Cet amendement proposait la suppression de l’article 9 ter du projet de loi Santé, qui prévoit la suppression du recours à une analyse sanguine lors des contrôles routiers pour « conduite après avoir fait usage de stupéfiants ».
- Voir le texte de référence sur le site de l’Assemblée Nationale
- Voir le compte-rendu des discussions en séance au Sénat ayant mené à l’adoption de cet article
L’argumentation que nous avons proposée pour soutenir la suppression de cet article 9 ter :
EXPOSÉ DES MOTIFS
Inséré par le Sénat dans l’indifférence générale, cet article 9 ter vise à modifier les dispositions concernant la répression de la conduite d’un véhicule à moteur faisant suite à un usage de stupéfiants, pour faciliter la généralisation des contrôles stupéfiants en rendant facultatif le recours à une analyse sanguine pour les personnes contrôlées positives.
Depuis 2003, la conduite d’un véhicule à moteur après avoir consommé des produits stupéfiants est sanctionnée très lourdement dans notre pays dans le but de réduire la mortalité sur la route. Ces dispositions amalgament tous les stupéfiants, alors que ceux-ci n’ont pourtant pas tous les mêmes conséquences sur la conduite automobile.

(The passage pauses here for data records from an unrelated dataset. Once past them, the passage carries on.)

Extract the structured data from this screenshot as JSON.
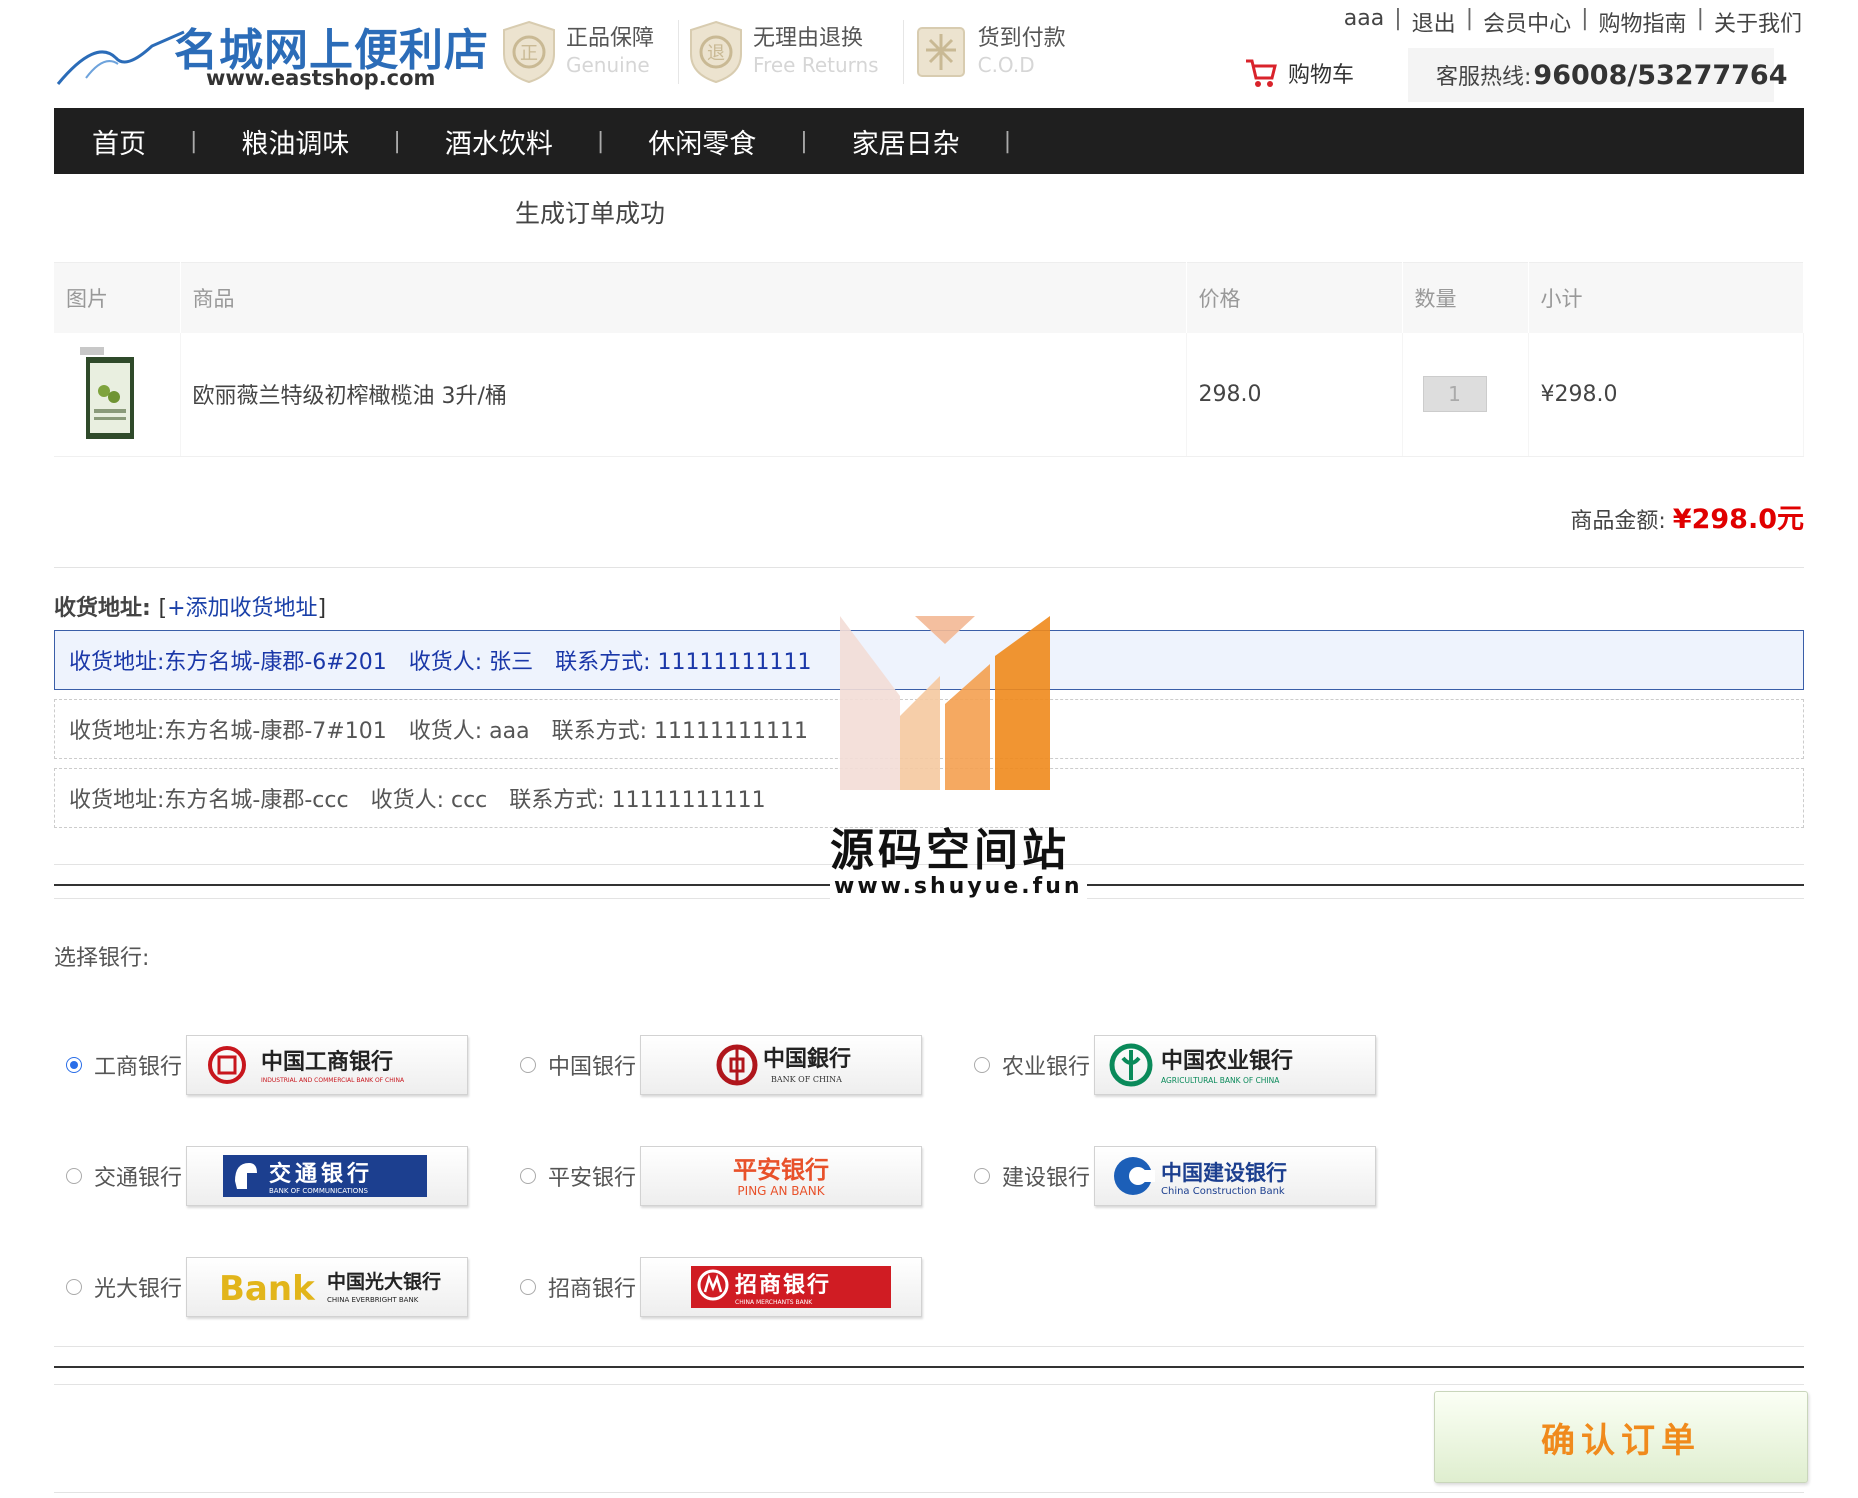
{
  "header": {
    "logo_title": "名城网上便利店",
    "logo_url": "www.eastshop.com",
    "guarantees": [
      {
        "main": "正品保障",
        "sub": "Genuine",
        "icon": "shield-genuine-icon"
      },
      {
        "main": "无理由退换",
        "sub": "Free Returns",
        "icon": "shield-returns-icon"
      },
      {
        "main": "货到付款",
        "sub": "C.O.D",
        "icon": "cod-icon"
      }
    ],
    "top_links": [
      "aaa",
      "退出",
      "会员中心",
      "购物指南",
      "关于我们"
    ],
    "cart_label": "购物车",
    "hotline_label": "客服热线:",
    "hotline_number": "96008/53277764"
  },
  "nav": {
    "items": [
      "首页",
      "粮油调味",
      "酒水饮料",
      "休闲零食",
      "家居日杂"
    ],
    "separator": "|"
  },
  "order": {
    "title": "生成订单成功",
    "columns": [
      "图片",
      "商品",
      "价格",
      "数量",
      "小计"
    ],
    "items": [
      {
        "name": "欧丽薇兰特级初榨橄榄油 3升/桶",
        "price": "298.0",
        "quantity": "1",
        "subtotal": "¥298.0"
      }
    ],
    "total_label": "商品金额:",
    "total_value": "¥298.0元"
  },
  "address": {
    "heading": "收货地址:",
    "add_link": "+添加收货地址",
    "bracket_open": "[",
    "bracket_close": "]",
    "entries": [
      {
        "addr": "收货地址:东方名城-康郡-6#201",
        "receiver": "收货人: 张三",
        "contact": "联系方式: 11111111111",
        "selected": true
      },
      {
        "addr": "收货地址:东方名城-康郡-7#101",
        "receiver": "收货人: aaa",
        "contact": "联系方式: 11111111111",
        "selected": false
      },
      {
        "addr": "收货地址:东方名城-康郡-ccc",
        "receiver": "收货人: ccc",
        "contact": "联系方式: 11111111111",
        "selected": false
      }
    ]
  },
  "payment": {
    "label": "选择银行:",
    "banks": [
      {
        "name": "工商银行",
        "logo_text": "中国工商银行",
        "logo_sub": "INDUSTRIAL AND COMMERCIAL BANK OF CHINA",
        "checked": true
      },
      {
        "name": "中国银行",
        "logo_text": "中国銀行",
        "logo_sub": "BANK OF CHINA",
        "checked": false
      },
      {
        "name": "农业银行",
        "logo_text": "中国农业银行",
        "logo_sub": "AGRICULTURAL BANK OF CHINA",
        "checked": false
      },
      {
        "name": "交通银行",
        "logo_text": "交通银行",
        "logo_sub": "BANK OF COMMUNICATIONS",
        "checked": false
      },
      {
        "name": "平安银行",
        "logo_text": "平安银行",
        "logo_sub": "PING AN BANK",
        "checked": false
      },
      {
        "name": "建设银行",
        "logo_text": "中国建设银行",
        "logo_sub": "China Construction Bank",
        "checked": false
      },
      {
        "name": "光大银行",
        "logo_text": "中国光大银行",
        "logo_sub": "CHINA EVERBRIGHT BANK",
        "logo_brand": "Bank",
        "checked": false
      },
      {
        "name": "招商银行",
        "logo_text": "招商银行",
        "logo_sub": "CHINA MERCHANTS BANK",
        "checked": false
      }
    ],
    "confirm_label": "确认订单"
  },
  "watermark": {
    "name": "源码空间站",
    "url": "www.shuyue.fun"
  },
  "colors": {
    "brand_blue": "#2b6cb8",
    "nav_bg": "#1f1f1f",
    "price_red": "#e00000",
    "confirm_orange": "#f08a1c",
    "selected_border": "#3a5ea8"
  }
}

Par ailleurs, ces dispositions ne sanctionnent pas en tant que telle la conduite sous l’emprise du produit, mais le simple usage du produit, ayant précédé la conduite (sans limite de temps autre que la détectabilité du produit). Cela va à l’encontre de toute logique de sécurité routière, et est particulièrement douteux quant au principe de proportionnalité des peines aux infractions commises. On peut noter également que les sanctions ne s’appliquent pas aux stupéfiants délivrés sous ordonnance médicale, qui ne sont pourtant pas moins dangereux.
Voilà le constat d’une législation qui fait fi des réalités objectives, qui ignore volontairement les preuves scientifiques, et qui s’avère criminogène dans son application.
Sur le plan pratique, les dispositions de cet article amèneraient à une généralisation et une systématisation effective des contrôles et des condamnations, amenant à priver de liberté de circulation des centaines de milliers de personnes faisant usage de stupéfiants, et notamment du cannabis qui est le plus répandu d’entre eux, même lorsque l’usage s’est produit plusieurs jours avant et y compris pour l’entourage des consommateurs. Car on le sait, la durée de l’emprise au cannabis est d’environ de 2 heures après la prise du produit, alors que la durée de la détection par prélèvements buccaux peut s’étendre à plusieurs jours, et que cette détection concerne des doses résiduelles minimes ne provoquant plus aucun effet psychoactif.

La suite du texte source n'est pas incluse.